Epstein-Barr virus (EBV) infection has been associated with the development of several types of human malignancy. The horizontal transmission of EBV from host to host requires activation of the lytic origin of replication, oriLyt. Lytic EBV replication requires six vira1ly encoded replication proteins (BALF5, BMRF1, BALF2, BBLF4, BSLF1, and BBLF2/3). In addition, the immediate-early transactivator protein, BZLF1, is essential for oriLyt replication, even when the other viral replication proteins are expressed by a constitutively active promoter. Although the functional equivalent of the herpes simplex virus origin binding protein, UL9, has not been definitively identified for EBV, only two small regions in the EBV oriLyt (the "upstream" and "downstream" essential domains) are absolutely required for replication. Binding of BZLF1 to the upstream essential domain is necessary for oriLyt replication. We have recently discovered that the downstream essential domain is transcriptionally activated by the BMRF1 protein (the viral polymerase processivity factor), and shown that small mutations in oriLyt which abolish BMRF1-induced transactivation also abolish oriLyt replication. Thus, the BMRF1 protein appears to have two separate roles in oriLyt replication, serving both as the polymerase processivity factor, and a transcriptional activator. In this grant, we propose to study the regulation of oriLyt by the viral proteins, BMRF1 and BZLF1. Our specific aims are to l) define the mechanism by which BMRF1 transcriptionally activates oriLyt, 2) determine if the transcriptional activator function of BMRF1 (apart from its polymerase processivity function) is required for oriLyt replication, 3) examine the effects of BZLF1 and BMRF1 on oriLyt structure using electron microscopy, and 4) determine if EBV (like other herpesviruses) disrupts PML-associated nuclear bodies during lytic infection, and if so, whether this effect is required for oriLyt replication. We hypothesize that transcriptional activation of oriLyt by BMRF1 is required for lytic EBV replication, and that BZLF1 and/or BMRF1 serves as the functional origin- binding protein of oriLyt.

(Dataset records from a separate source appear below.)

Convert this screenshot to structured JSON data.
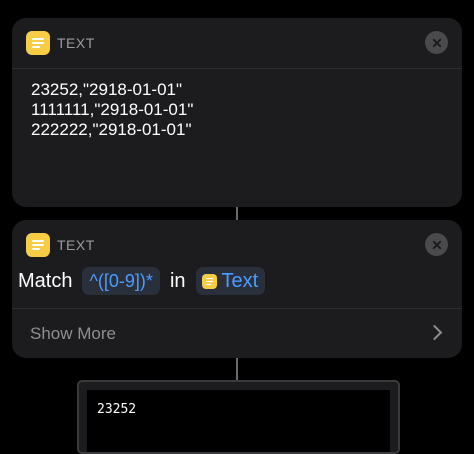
{
  "text_action": {
    "title": "TEXT",
    "content": "23252,\"2918-01-01\"\n1111111,\"2918-01-01\"\n222222,\"2918-01-01\""
  },
  "match_action": {
    "title": "TEXT",
    "match_label": "Match",
    "pattern": "^([0-9])*",
    "in_label": "in",
    "input_variable": "Text",
    "show_more_label": "Show More"
  },
  "result": {
    "value": "23252"
  },
  "icons": {
    "action_icon": "text-document-icon",
    "close": "close-icon",
    "chevron": "chevron-right-icon"
  },
  "colors": {
    "background": "#000000",
    "card": "#1c1c1e",
    "icon_yellow": "#f7cd45",
    "token_text": "#4a9cff",
    "secondary_text": "#8e8e93"
  }
}
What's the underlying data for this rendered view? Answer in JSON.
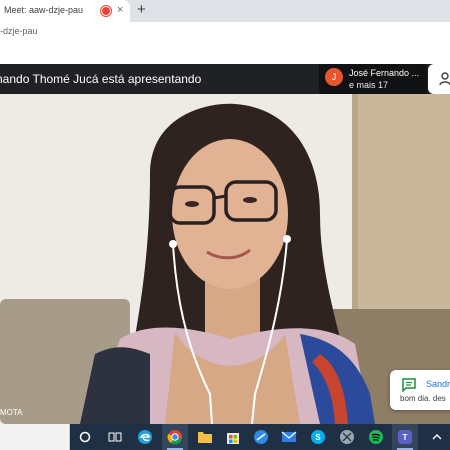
{
  "browser": {
    "tab_title": "Meet: aaw-dzje-pau",
    "tab_close": "×",
    "new_tab": "+",
    "address": "-dzje-pau"
  },
  "meet": {
    "presenting_text": "nando Thomé Jucá está apresentando",
    "participant_initial": "J",
    "participant_name": "José Fernando ...",
    "participant_more": "e mais 17",
    "tile_name": "MOTA"
  },
  "chat_toast": {
    "sender": "Sandr",
    "message": "bom dia. des"
  },
  "taskbar": {
    "items": [
      "cortana-icon",
      "task-view-icon",
      "edge-icon",
      "chrome-icon",
      "file-explorer-icon",
      "store-icon",
      "browser-icon",
      "mail-icon",
      "skype-icon",
      "snipping-tool-icon",
      "spotify-icon",
      "teams-icon",
      "tray-chevron-icon"
    ]
  },
  "colors": {
    "recording": "#ea4335",
    "avatar": "#e8552c",
    "chat_accent": "#1a73e8",
    "meet_bg": "#202124",
    "taskbar": "#1f3045"
  }
}
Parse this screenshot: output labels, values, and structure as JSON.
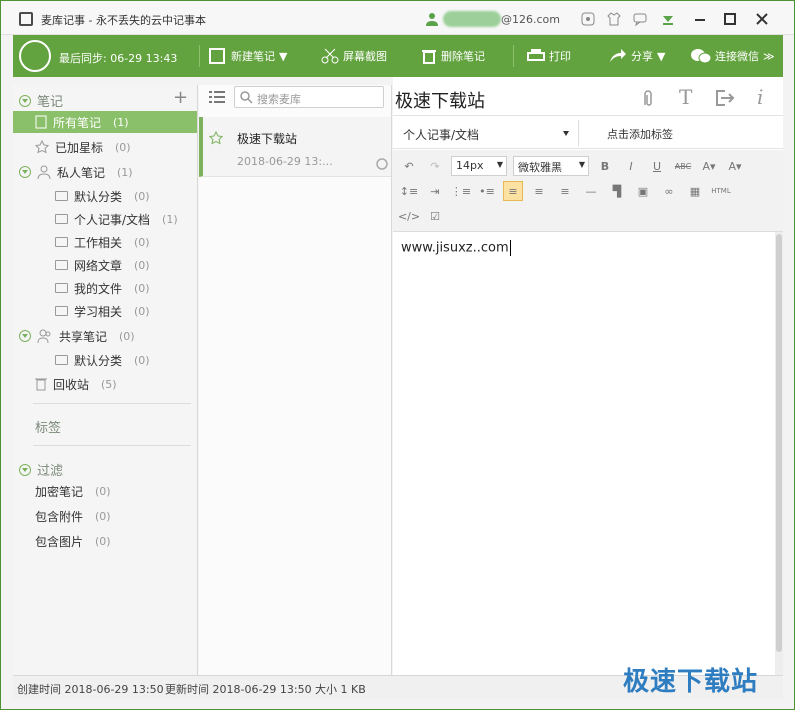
{
  "titlebar": {
    "app_title": "麦库记事 - 永不丢失的云中记事本",
    "user_email": "@126.com",
    "icons": [
      "skin-icon",
      "shirt-icon",
      "message-icon",
      "download-icon",
      "minimize-icon",
      "maximize-icon",
      "close-icon"
    ]
  },
  "toolbar": {
    "sync_text": "最后同步: 06-29 13:43",
    "new_note": "新建笔记",
    "screenshot": "屏幕截图",
    "delete_note": "删除笔记",
    "print": "打印",
    "share": "分享",
    "connect_wechat": "连接微信"
  },
  "sidebar": {
    "notes_header": "笔记",
    "all_notes": {
      "label": "所有笔记",
      "count": "(1)"
    },
    "starred": {
      "label": "已加星标",
      "count": "(0)"
    },
    "private": {
      "label": "私人笔记",
      "count": "(1)"
    },
    "folders": [
      {
        "label": "默认分类",
        "count": "(0)"
      },
      {
        "label": "个人记事/文档",
        "count": "(1)"
      },
      {
        "label": "工作相关",
        "count": "(0)"
      },
      {
        "label": "网络文章",
        "count": "(0)"
      },
      {
        "label": "我的文件",
        "count": "(0)"
      },
      {
        "label": "学习相关",
        "count": "(0)"
      }
    ],
    "shared": {
      "label": "共享笔记",
      "count": "(0)"
    },
    "shared_default": {
      "label": "默认分类",
      "count": "(0)"
    },
    "trash": {
      "label": "回收站",
      "count": "(5)"
    },
    "tags_header": "标签",
    "filter_header": "过滤",
    "filters": [
      {
        "label": "加密笔记",
        "count": "(0)"
      },
      {
        "label": "包含附件",
        "count": "(0)"
      },
      {
        "label": "包含图片",
        "count": "(0)"
      }
    ]
  },
  "note_list": {
    "search_placeholder": "搜索麦库",
    "note_title": "极速下载站",
    "note_date": "2018-06-29 13:..."
  },
  "editor": {
    "title": "极速下载站",
    "notebook": "个人记事/文档",
    "tag_button": "点击添加标签",
    "font_size": "14px",
    "font_name": "微软雅黑",
    "content": "www.jisuxz..com"
  },
  "status": {
    "created": "创建时间 2018-06-29 13:50",
    "updated": "更新时间 2018-06-29 13:50",
    "size": "大小 1 KB"
  },
  "watermark": "极速下载站",
  "colors": {
    "accent": "#63a33f",
    "selected": "#8bc06a",
    "watermark": "#2e7dc0"
  }
}
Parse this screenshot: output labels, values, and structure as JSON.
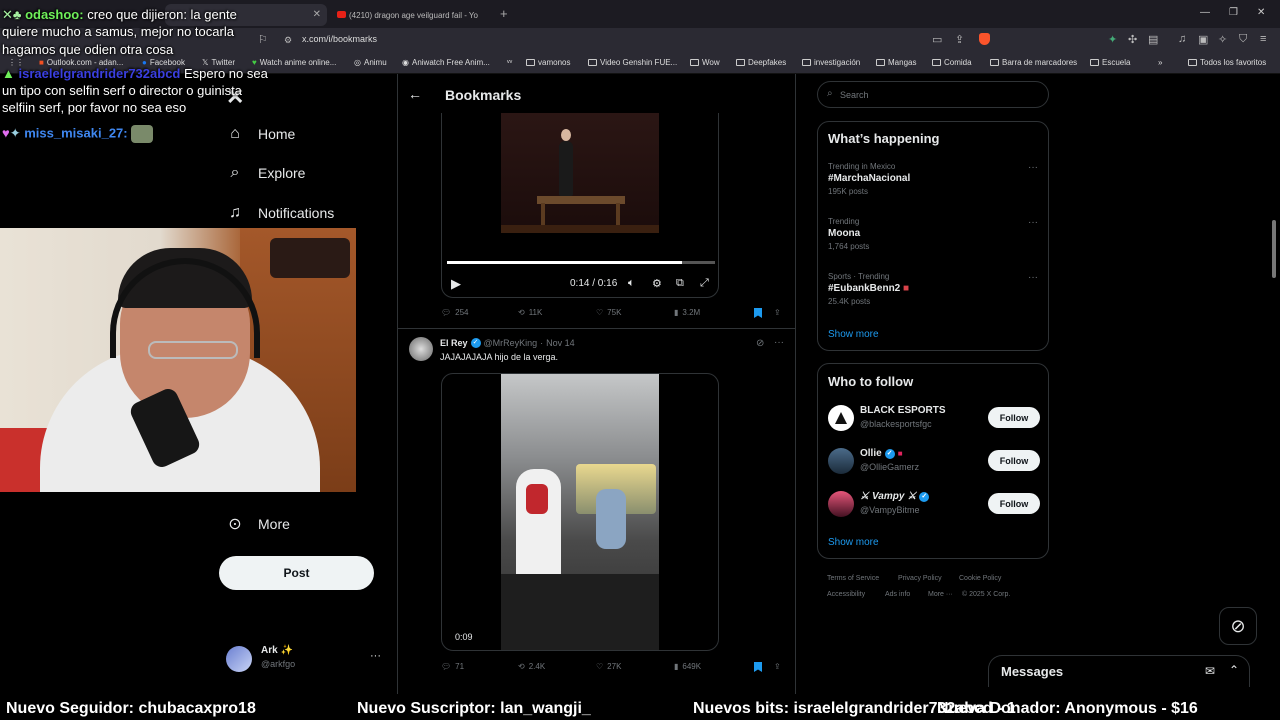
{
  "browser": {
    "tabs": [
      {
        "title": "",
        "active": true
      },
      {
        "title": "(4210) dragon age veilguard fail - Yo",
        "active": false
      }
    ],
    "url": "x.com/i/bookmarks",
    "bookmarks": [
      {
        "label": "Outlook.com - adan..."
      },
      {
        "label": "Facebook"
      },
      {
        "label": "Twitter"
      },
      {
        "label": "Watch anime online..."
      },
      {
        "label": "Animu"
      },
      {
        "label": "Aniwatch Free Anim..."
      },
      {
        "label": "vamonos"
      },
      {
        "label": "Video Genshin FUE..."
      },
      {
        "label": "Wow"
      },
      {
        "label": "Deepfakes"
      },
      {
        "label": "investigación"
      },
      {
        "label": "Mangas"
      },
      {
        "label": "Comida"
      },
      {
        "label": "Barra de marcadores"
      },
      {
        "label": "Escuela"
      },
      {
        "label": "Todos los favoritos"
      }
    ]
  },
  "chat": {
    "line1_user": "odashoo",
    "line1_text": "creo que dijieron: la gente",
    "line2": "quiere mucho a samus, mejor no tocarla",
    "line3": "hagamos que odien otra cosa",
    "line4_user": "israelelgrandrider732abcd",
    "line4_text": "Espero no sea",
    "line5": "un tipo con selfin serf o director o guinista",
    "line6": "selfiin serf, por favor no sea eso",
    "line7_user": "miss_misaki_27"
  },
  "nav": {
    "home": "Home",
    "explore": "Explore",
    "notifications": "Notifications",
    "more": "More",
    "post": "Post",
    "account_name": "Ark",
    "account_handle": "@arkfgo"
  },
  "main": {
    "title": "Bookmarks",
    "tweet1": {
      "time": "0:14 / 0:16",
      "progress": 0.875,
      "replies": "254",
      "retweets": "11K",
      "likes": "75K",
      "views": "3.2M"
    },
    "tweet2": {
      "name": "El Rey",
      "handle": "@MrReyKing",
      "date": "Nov 14",
      "text": "JAJAJAJAJA hijo de la verga.",
      "duration": "0:09",
      "replies": "71",
      "retweets": "2.4K",
      "likes": "27K",
      "views": "649K"
    }
  },
  "right": {
    "search_placeholder": "Search",
    "happening_title": "What’s happening",
    "trends": [
      {
        "meta": "Trending in Mexico",
        "name": "#MarchaNacional",
        "count": "195K posts"
      },
      {
        "meta": "Trending",
        "name": "Moona",
        "count": "1,764 posts"
      },
      {
        "meta": "Sports · Trending",
        "name": "#EubankBenn2",
        "count": "25.4K posts"
      }
    ],
    "show_more": "Show more",
    "who_title": "Who to follow",
    "who": [
      {
        "name": "BLACK ESPORTS",
        "handle": "@blackesportsfgc"
      },
      {
        "name": "Ollie",
        "handle": "@OllieGamerz"
      },
      {
        "name": "Vampy",
        "handle": "@VampyBitme"
      }
    ],
    "follow_label": "Follow",
    "footer": [
      "Terms of Service",
      "Privacy Policy",
      "Cookie Policy",
      "Accessibility",
      "Ads info",
      "More ···",
      "© 2025 X Corp."
    ],
    "messages": "Messages"
  },
  "ticker": {
    "follower": "Nuevo Seguidor: chubacaxpro18",
    "subscriber": "Nuevo Suscriptor: lan_wangji_",
    "bits": "Nuevos bits: israelelgrandrider732abcd - 1",
    "donation": "Nueva Donador: Anonymous - $16"
  },
  "colors": {
    "accent": "#1d9bf0",
    "background": "#000000",
    "chat_user": "#a970ff"
  }
}
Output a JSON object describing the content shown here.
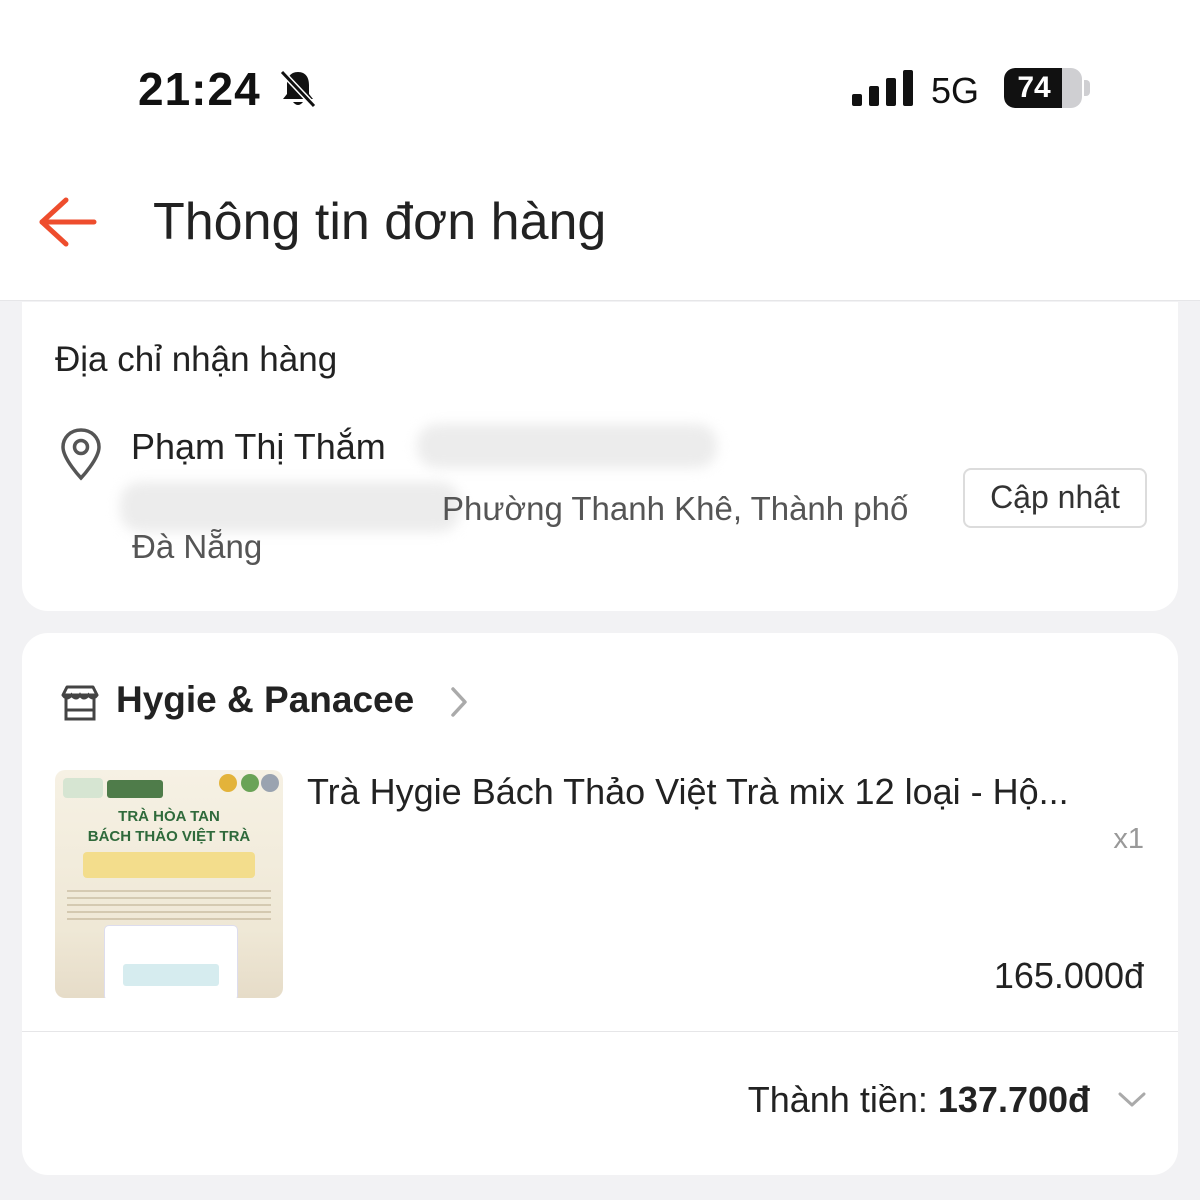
{
  "status_bar": {
    "time": "21:24",
    "network": "5G",
    "battery": "74",
    "battery_level": 0.74,
    "icons": [
      "bell-slash-icon",
      "signal-icon",
      "battery-icon"
    ]
  },
  "header": {
    "title": "Thông tin đơn hàng",
    "back_icon": "arrow-left-icon",
    "accent_color": "#ee4d2d"
  },
  "address": {
    "section_title": "Địa chỉ nhận hàng",
    "recipient_name": "Phạm Thị Thắm",
    "address_line": "Phường Thanh Khê, Thành phố",
    "address_city": "Đà Nẵng",
    "update_button": "Cập nhật",
    "icon": "location-pin-icon"
  },
  "order": {
    "shop_name": "Hygie & Panacee",
    "shop_icon": "store-icon",
    "product_name": "Trà Hygie Bách Thảo Việt Trà mix 12 loại - Hộ...",
    "quantity": "x1",
    "price": "165.000đ",
    "total_label": "Thành tiền:",
    "total_value": "137.700đ",
    "thumbnail": {
      "line1": "TRÀ HÒA TAN",
      "line2": "BÁCH THẢO VIỆT TRÀ"
    }
  }
}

EB病毒（EBV）感染与几种类型的人类恶性肿瘤的发展有关。EBV从宿主到宿主的水平传播需要激活裂解性复制起点oriLyt。裂解性EBV复制需要六种病毒编码的复制蛋白（BALF 5、BMRF 1、BALF 2、BBLF 4、BSLF 1和BBLF 2/3）。此外，即时早期反式激活蛋白BZLF 1是oriLyt复制所必需的，即使其他病毒复制蛋白由组成型活性启动子表达。虽然单纯疱疹病毒起源结合蛋白UL 9的功能等价物尚未被确定用于EBV，但EBV oriLyt中只有两个小区域（“上游”和“下游”必需结构域）是复制绝对需要的。BZLF 1与上游必需结构域的结合是oriLyt复制所必需的。我们最近发现，下游的基本结构域是转录激活的BMRF 1蛋白（病毒聚合酶合成因子），并表明，小的突变oriLyt废除BMRF 1诱导的反式激活也废除oriLyt复制。因此，BMRF 1蛋白似乎在oriLyt复制中具有两个独立的作用，既作为聚合酶持续合成因子，又作为转录激活因子。在这项研究中，我们计划研究病毒蛋白BMRF 1和BZLF 1对oriLyt的调控。我们的具体目标是：1）确定BMRF 1转录激活oriLyt的机制，2）确定BMRF 1的转录激活因子功能是否与oriLyt的转录激活因子功能有关。（除了它的聚合酶持续合成功能之外）是oriLyt复制所需的，3）使用电子显微镜检查BZLF 1和BMRF 1对oriLyt结构的影响，和4）确定EBV（像其它疱疹病毒一样）是否在裂解感染期间破坏PML相关的核体，如果是，这种作用是否是oriLyt复制所需的。我们假设BMRF 1对oriLyt的转录激活是裂解性EBV复制所需的，并且BZLF 1和/或BMRF 1充当oriLyt的功能性起始结合蛋白。